Filters add or modify data in DriveData objects, creating new columns or smoothing data. They are used to number events that are represented by binary values, convert eye tracking data into fixations or to create divisions in the data for use in region of interest processing. The augmented drive data object is passed along the pipeline in place of the original one. The order of the filters matter: the filters give their output data to the next filter in the list.

Region of interest (ROI) divisions

Regions of interest (ROIs) represent different partitions of the data where the same metrics are applied on every partition. This is useful in processing a within-subjects or repeated measures experiment where multiple events happen in the same drive. For example, multiple obstacle interactions or testing driver distraction while performing different in-vehicle tasks would both be good examples of ROI usage.

ROIs can be defined in terms of spatial areas, regions of time, or columns. Using data columns is the most controllable version of ROIs, and a new DriveData object is created consisting of the rows that match each unique element of that column. For example, if a column Task had values of [2, 2, 2, 3, 3, 2], two DriveData objects would be created: one with all the rows where the Task value is 2 and one with all the rows with the Task value is 3.

Metrics

Metrics create summary statistics from DriveData objects. They do not change the content of the object, but return values like the mean of a particular column or the response time of breaking after a certain event. A single metric can return one or more summary statistics. All the metric outputs for each ROI for each .dat input file create one row of the output file.

Project Files

Project files are TOML files that dictate things like which region of interest (ROI) should be tested and which metrics should be gathered.

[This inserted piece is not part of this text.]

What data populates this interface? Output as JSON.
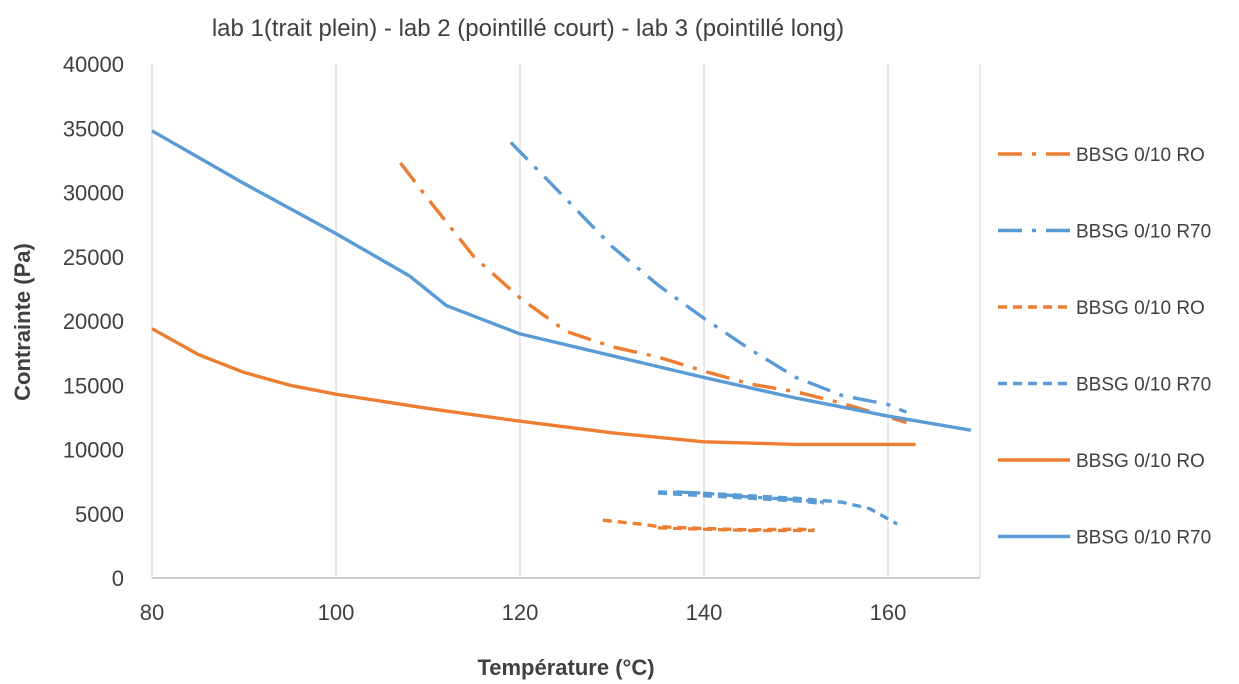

Filters in the project file are processed in order, then the ROIs are processed, and finally each metric is processed for each ROI created. Users of the software will want to make a new project file for processing their own data.

A project file should consist of two main parts: the rois array and the metrics array. Each element of the rois array should have a field to tell which type of ROI the element is (rect or time) and a corresponding file name with a path to a csv file with the relevant information for a region. Time and Space are currently the only two ROI types implemented. Their formats are detailed below.

As for metrics, the array should consist of elements containing every function that you wish to analyze. There are a minimum of two required fields: "name" and "function". "Name" is the column header for the metric in the output file and "function" is the name of the function you wish to call in Pydre. Then, any arguments required for the function must be specified.

Multiple functions can be called within one project file. The result of each function will be outputted in a separate column of the generated csv file.

To see an example project file, look at bushman_pf.json in the docs directory of the pydre folder.